2.Testimony of Sondra Pettit, former bookkeeper for M.D.I.:

a. In the Summer of 1981, M.D.I.’s problems, insofar as paying its vendors and suppliers, became serious. On December 1, 1981, approximately $55,000.00 in checks payable to M.D.I.’s vendors and suppliers were voided because funds were not available to honor the payments. (See Plaintiff's Exhibits M and N.)

b. During this same time period, Mrs. Pettit told J. Robert Sweeney that funds were not available in the bank account to pay the Defendant.

c. Mrs. Pettit testified that the books and financial records of M.D.I. reflected accurately its poor financial condition. In this context, she acknowledged that J. Robert Sweeney was well aware of M.D.I.’s problems in paying its bills. She related that a monthly printout was available which reflected the financial condition of M.D.I., and that accounts payable were run on the computer daily. She testified that an inventory of the non-computerized items of merchandise could be completed in approximately half a day, while an inventory of the merchandise, “keyed in” the computer, would take approximately three hours.

d. Mrs. Pettit corroborated Porter’s testimony that the books and financial records of M.D.I. were taken by J. Robert Sweeney to his father’s residence. She recalled conversations with the Defendant where she acknowledged to him that business conditions were bad. In response to an inquiry made by the Defendant, Mrs. Pettit related that “things were tough” and “things were not so good”.

e. Mrs. Pettit also verified that M.D.I. maintained accurate, up-to-date business records that could be used, without substantial difficulty, to verify the financial condition of M.D.I. This information was accessible in December, 1981, and January, 1982.

3. Testimony of James Patterson, certified public accountant employed by M.D.I.:

a. Patterson indicated that J. Robert Sweeney, the Defendant’s son, was a meticulous record keeper and had a keen awareness of financial matters.

b. He testified that M.D.I. was insolvent on December 31, 1981. In his opinion, a businessman could tell the condition of his business by comparing his bank account balances to the amount of debts owed to creditors.

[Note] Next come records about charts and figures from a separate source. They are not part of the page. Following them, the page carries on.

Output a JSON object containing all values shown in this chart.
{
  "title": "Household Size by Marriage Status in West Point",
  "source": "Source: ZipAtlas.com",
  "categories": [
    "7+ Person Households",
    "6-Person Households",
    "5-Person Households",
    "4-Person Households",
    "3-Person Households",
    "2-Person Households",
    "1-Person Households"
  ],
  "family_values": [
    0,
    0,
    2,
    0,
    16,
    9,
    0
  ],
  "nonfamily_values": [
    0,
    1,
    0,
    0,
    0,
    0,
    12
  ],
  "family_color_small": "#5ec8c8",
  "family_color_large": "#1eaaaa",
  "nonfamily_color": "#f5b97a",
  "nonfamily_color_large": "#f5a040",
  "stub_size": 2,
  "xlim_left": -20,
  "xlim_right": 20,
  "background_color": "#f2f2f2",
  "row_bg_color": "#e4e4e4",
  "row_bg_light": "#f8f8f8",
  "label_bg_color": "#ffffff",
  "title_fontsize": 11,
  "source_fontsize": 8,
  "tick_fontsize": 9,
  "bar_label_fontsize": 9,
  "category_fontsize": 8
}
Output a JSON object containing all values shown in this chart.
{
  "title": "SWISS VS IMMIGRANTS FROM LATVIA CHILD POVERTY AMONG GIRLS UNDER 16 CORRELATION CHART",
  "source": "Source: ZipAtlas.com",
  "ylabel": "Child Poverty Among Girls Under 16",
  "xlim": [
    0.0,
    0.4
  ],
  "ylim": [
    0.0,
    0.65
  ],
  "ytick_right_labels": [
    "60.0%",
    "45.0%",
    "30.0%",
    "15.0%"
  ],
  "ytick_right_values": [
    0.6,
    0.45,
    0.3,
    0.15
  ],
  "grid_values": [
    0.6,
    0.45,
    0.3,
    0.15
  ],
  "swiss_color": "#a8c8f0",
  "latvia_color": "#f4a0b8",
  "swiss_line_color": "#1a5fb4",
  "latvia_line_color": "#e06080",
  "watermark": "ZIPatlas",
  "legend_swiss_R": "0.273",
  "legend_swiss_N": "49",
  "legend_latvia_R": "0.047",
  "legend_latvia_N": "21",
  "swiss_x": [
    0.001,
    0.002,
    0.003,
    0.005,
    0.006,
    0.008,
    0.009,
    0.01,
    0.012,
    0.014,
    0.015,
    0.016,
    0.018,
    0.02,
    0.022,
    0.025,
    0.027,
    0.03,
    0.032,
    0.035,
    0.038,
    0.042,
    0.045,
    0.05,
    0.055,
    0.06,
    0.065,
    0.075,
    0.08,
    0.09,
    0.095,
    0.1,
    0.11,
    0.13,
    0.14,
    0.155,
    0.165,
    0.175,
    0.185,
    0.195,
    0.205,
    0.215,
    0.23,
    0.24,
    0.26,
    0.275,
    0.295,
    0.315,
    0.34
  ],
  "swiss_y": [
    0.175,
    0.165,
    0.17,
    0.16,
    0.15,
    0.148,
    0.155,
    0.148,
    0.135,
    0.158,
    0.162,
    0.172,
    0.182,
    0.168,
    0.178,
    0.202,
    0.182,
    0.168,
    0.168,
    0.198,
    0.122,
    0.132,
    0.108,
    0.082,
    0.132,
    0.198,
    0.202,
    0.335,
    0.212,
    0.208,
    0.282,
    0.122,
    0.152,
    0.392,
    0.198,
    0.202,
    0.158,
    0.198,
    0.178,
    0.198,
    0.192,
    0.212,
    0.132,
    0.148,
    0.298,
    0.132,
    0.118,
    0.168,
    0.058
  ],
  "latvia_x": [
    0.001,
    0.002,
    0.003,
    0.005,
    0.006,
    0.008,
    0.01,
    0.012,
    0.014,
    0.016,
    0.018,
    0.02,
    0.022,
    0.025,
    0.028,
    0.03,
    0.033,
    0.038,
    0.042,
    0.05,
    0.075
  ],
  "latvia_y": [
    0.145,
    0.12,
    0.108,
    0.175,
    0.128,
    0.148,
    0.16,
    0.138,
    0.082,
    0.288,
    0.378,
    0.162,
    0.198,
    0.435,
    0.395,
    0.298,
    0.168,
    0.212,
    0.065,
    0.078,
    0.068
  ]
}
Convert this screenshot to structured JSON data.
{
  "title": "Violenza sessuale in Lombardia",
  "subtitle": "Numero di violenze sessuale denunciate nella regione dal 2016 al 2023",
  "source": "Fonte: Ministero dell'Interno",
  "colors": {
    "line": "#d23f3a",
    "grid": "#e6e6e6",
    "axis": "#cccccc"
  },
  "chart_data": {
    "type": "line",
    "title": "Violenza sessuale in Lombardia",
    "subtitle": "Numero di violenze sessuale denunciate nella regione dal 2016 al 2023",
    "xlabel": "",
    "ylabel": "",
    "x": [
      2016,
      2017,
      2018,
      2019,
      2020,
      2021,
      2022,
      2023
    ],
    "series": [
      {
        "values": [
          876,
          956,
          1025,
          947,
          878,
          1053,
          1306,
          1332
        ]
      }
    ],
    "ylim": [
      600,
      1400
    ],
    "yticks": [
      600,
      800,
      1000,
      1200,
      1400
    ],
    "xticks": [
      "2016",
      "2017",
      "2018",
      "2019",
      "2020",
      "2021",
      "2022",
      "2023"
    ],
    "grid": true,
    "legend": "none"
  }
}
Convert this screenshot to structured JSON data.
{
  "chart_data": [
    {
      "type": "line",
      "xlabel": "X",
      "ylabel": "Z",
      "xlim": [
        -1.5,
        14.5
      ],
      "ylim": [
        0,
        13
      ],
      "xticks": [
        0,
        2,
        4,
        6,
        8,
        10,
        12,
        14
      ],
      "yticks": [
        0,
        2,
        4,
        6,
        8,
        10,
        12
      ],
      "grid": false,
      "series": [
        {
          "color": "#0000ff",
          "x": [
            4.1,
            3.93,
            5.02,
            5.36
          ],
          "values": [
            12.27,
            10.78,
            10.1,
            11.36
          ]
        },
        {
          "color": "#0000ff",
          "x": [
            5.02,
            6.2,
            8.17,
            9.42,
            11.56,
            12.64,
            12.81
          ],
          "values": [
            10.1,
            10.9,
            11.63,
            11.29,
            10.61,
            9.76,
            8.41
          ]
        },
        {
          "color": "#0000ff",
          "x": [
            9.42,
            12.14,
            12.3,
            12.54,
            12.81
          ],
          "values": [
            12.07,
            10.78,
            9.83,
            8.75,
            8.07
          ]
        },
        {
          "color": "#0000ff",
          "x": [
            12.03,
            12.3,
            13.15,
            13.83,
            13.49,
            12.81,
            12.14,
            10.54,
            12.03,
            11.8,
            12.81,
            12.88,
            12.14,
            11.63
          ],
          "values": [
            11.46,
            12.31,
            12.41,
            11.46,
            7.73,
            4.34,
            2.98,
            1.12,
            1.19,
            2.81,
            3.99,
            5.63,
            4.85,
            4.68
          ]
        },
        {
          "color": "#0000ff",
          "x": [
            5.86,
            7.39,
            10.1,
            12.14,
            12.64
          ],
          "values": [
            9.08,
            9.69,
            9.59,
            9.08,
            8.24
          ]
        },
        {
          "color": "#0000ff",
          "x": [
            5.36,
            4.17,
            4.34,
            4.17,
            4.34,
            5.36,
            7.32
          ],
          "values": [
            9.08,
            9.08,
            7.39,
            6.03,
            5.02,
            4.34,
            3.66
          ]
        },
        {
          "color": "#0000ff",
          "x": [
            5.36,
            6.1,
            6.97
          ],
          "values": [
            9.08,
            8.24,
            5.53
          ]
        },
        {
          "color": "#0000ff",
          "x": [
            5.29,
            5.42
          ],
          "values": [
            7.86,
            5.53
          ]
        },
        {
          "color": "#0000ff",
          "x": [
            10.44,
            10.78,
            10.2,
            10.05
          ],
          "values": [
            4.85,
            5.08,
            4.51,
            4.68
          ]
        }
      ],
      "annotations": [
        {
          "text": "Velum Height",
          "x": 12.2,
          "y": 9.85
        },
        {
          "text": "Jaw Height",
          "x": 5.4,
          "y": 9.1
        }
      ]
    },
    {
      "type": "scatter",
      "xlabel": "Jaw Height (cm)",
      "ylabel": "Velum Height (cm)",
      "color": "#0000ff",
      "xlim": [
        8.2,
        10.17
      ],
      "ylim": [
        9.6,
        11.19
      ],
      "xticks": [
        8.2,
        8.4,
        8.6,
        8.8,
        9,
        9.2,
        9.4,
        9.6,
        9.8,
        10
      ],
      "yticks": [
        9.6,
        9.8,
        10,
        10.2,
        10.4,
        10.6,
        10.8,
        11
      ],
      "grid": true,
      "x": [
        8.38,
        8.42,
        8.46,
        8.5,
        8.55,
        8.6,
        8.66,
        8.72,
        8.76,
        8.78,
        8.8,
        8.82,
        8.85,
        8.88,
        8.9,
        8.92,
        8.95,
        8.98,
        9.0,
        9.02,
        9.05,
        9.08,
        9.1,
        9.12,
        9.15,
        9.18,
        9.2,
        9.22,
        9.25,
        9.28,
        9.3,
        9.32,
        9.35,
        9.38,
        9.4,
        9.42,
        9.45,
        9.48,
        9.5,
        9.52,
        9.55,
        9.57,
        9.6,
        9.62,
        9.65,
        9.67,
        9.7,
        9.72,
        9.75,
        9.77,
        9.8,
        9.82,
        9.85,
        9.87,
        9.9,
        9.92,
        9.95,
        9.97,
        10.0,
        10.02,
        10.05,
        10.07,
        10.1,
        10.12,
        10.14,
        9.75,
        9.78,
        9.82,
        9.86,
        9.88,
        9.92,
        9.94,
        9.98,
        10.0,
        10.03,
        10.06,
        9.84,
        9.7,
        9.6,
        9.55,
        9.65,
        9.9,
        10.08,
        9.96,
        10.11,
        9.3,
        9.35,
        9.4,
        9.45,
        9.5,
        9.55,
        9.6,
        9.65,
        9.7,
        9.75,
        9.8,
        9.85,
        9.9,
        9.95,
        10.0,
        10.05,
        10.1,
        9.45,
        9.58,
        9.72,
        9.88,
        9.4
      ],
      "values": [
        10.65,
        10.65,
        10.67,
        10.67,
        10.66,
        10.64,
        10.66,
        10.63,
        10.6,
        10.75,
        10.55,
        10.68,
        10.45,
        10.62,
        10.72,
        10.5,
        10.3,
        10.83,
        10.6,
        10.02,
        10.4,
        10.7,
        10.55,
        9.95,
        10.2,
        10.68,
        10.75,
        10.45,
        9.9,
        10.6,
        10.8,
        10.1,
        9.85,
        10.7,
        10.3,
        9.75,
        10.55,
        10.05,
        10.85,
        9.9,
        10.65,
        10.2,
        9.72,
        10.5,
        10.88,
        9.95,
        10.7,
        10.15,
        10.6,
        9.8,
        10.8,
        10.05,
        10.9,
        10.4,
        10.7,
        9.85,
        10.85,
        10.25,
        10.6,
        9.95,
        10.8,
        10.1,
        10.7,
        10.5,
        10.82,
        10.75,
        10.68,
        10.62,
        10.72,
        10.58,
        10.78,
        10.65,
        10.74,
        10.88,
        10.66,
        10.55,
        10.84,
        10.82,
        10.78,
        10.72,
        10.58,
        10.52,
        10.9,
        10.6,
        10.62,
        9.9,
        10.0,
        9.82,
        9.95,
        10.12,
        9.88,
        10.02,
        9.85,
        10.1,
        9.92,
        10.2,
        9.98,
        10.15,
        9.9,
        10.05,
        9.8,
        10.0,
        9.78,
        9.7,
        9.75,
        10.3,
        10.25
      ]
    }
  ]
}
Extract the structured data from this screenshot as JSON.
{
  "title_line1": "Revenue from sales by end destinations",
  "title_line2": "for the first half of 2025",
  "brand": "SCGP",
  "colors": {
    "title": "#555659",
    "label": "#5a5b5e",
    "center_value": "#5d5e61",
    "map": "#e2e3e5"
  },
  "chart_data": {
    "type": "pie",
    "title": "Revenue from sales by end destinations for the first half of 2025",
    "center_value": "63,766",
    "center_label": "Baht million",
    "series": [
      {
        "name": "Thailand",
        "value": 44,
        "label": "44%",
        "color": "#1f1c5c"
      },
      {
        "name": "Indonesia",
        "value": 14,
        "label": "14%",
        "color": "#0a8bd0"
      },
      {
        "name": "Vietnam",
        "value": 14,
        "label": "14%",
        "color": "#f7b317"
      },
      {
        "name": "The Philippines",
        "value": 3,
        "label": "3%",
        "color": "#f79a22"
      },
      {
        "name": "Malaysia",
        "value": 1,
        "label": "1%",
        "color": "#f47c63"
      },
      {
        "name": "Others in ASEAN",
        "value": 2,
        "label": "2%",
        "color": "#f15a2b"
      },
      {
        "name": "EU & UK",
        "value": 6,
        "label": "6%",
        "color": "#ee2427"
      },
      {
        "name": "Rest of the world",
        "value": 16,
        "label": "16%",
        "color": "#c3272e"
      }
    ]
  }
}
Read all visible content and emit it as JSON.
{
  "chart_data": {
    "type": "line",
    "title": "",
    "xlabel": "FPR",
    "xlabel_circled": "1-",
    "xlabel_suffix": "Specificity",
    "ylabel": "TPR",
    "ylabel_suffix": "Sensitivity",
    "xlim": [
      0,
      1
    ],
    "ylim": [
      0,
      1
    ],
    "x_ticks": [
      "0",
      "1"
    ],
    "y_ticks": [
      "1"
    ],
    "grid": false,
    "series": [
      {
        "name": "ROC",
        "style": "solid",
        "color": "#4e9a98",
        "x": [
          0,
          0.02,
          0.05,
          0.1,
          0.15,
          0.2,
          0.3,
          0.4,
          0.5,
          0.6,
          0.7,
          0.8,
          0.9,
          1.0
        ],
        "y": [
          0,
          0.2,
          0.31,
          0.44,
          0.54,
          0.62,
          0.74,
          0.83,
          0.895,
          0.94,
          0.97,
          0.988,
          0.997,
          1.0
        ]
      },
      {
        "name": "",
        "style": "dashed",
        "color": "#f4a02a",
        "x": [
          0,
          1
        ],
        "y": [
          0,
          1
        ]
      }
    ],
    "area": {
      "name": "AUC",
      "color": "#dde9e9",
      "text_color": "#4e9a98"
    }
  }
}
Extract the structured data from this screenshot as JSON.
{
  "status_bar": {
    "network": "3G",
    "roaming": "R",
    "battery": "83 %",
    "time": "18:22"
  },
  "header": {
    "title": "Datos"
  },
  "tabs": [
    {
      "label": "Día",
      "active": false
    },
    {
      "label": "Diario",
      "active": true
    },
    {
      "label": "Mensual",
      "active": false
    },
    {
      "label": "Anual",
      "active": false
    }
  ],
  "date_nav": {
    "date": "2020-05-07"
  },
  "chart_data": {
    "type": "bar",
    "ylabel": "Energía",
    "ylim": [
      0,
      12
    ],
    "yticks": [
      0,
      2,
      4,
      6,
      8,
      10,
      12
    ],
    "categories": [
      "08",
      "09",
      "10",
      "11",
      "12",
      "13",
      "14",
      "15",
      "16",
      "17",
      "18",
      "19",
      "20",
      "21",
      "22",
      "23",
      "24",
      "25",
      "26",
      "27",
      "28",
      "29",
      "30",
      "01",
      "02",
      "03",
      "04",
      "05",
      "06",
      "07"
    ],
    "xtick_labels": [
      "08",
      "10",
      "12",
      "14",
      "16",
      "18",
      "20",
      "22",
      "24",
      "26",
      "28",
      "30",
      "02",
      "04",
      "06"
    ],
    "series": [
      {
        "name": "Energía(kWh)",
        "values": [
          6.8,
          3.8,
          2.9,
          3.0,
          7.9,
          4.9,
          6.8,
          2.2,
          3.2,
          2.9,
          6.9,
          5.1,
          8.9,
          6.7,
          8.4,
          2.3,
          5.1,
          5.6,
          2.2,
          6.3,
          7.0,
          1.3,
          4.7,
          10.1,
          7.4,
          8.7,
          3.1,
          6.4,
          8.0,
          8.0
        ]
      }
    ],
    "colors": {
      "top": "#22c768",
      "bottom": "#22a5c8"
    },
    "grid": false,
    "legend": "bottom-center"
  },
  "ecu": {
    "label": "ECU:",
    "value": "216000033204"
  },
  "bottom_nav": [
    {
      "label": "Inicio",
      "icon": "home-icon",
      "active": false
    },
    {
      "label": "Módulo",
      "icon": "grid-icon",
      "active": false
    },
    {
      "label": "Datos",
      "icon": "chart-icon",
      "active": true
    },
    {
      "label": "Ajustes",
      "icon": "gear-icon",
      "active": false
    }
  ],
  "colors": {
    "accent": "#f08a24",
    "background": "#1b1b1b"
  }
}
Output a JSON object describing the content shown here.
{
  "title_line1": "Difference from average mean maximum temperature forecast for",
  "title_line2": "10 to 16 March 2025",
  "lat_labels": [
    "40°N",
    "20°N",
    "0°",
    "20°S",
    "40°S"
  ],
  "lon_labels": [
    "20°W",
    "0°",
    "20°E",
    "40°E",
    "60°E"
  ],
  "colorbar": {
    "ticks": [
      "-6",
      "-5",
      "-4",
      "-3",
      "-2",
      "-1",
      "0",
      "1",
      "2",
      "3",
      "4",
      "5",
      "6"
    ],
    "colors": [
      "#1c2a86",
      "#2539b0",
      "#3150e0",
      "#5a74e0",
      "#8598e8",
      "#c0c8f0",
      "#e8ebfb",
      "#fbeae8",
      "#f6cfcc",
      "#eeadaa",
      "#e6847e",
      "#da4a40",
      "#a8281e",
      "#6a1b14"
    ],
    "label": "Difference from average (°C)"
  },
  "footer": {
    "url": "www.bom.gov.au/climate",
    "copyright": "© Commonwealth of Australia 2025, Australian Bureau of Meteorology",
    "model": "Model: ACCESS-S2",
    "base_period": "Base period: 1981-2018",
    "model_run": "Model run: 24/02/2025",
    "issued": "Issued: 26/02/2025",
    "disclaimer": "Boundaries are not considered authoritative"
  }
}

c. Patterson advised that certain M.D.I. departments were set up on a percentage of profits to sales. Therefore, the level of sales for these departments would indicate whether profits would be forthcoming at a later date.

4. Testimony of J. Robert Sweeney, the Defendant’s son and former president of M.D.I.:

a. The Defendant was a member of the M.D.I. board of directors at the time of the payments made to him in December, 1981, and January, 1982, and as such, was charged with knowledge of the management of the business.

b. Sweeney acknowledged that a number of checks were voided in December, 1981, because funds were not available to honor these checks; the payees being the vendors and suppliers of M.D.I.

5. Testimony of Russell Truell, former vice president of M.D.I.:

a. Most of the items of inventory were “keyed in” the computer, these being the items of catalog merchandise. Approximately 40% of the inventory value was based on “back of the house” items which were physically located at the Tupelo, Mississippi, store.

b. Truell indicated that an inventory of the “back of the house” items or hard goods would reflect an 85% to 95% reliability as to value.

Considering the “red flags” interspersed throughout the testimony, the conclusion becomes obvious that the Defendant had reasonable cause to believe that M.D.I. was insolvent at the time that he received the three payments under the promissory notes, executed in his favor, in December, 1981, and January, 1982. As such, all of the elements of § 547(b) have been established by a preponderance of the evidence. The three payments made to the Defendant are hereby voided and set aside as preferential transfers. Judgment will be rendered in favor of the Trustee against the Defendant in the sum of $71,200.00, plus interest accruing hereafter at the highest rate according to law.

An Order will be entered consistent with this Opinion.